For Phase 1 we keep the local filesystem backend as the default because:

  1. It is already deployed and well understood by the team.

  2. It has zero external cost and does not require additional infrastructure.

  3. It satisfies GDPR constraints when coupled with encrypted volumes and backups from adjacent roadmap items.

Consequences

  • The backend is now decoupled from a specific storage technology; additional providers can be added independently of the application layer.

  • Unit tests can remain lightweight by reusing the in-memory/local implementation through the trait without further changes.

  • Configuration remains backwards compatible: STORAGE_PROVIDER defaults to local and the existing UPLOAD_DIR variable keeps controlling the filesystem path. Switching to MinIO/S3 only requires setting the appropriate S3_* variables.

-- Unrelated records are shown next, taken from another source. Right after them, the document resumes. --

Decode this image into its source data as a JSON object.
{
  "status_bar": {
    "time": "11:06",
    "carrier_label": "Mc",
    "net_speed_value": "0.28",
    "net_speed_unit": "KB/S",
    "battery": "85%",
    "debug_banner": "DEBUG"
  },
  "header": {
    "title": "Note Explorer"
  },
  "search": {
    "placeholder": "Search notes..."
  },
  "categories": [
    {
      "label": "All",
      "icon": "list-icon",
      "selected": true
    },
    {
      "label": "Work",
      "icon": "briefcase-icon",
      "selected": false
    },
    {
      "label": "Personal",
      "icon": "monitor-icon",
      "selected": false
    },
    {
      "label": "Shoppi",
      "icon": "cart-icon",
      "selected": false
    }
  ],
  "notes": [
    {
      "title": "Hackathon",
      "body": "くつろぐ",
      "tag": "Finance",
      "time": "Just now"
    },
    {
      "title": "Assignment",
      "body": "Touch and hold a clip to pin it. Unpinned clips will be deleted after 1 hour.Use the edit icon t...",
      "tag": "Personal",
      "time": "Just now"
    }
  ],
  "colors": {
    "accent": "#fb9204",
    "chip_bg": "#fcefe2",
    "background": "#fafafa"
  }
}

  • Any new storage provider must implement the StorageProvider trait, ensuring consistent behaviour (path sanitation, error semantics) across backends.

Next Steps

  • Add integration tests that run against a MinIO container to validate multi-provider behaviour.

  • Extend observability (metrics, structured errors) for storage operations across providers.

  • Evaluate encryption-at-rest or KMS integration for S3 buckets to complement infrastructure security controls.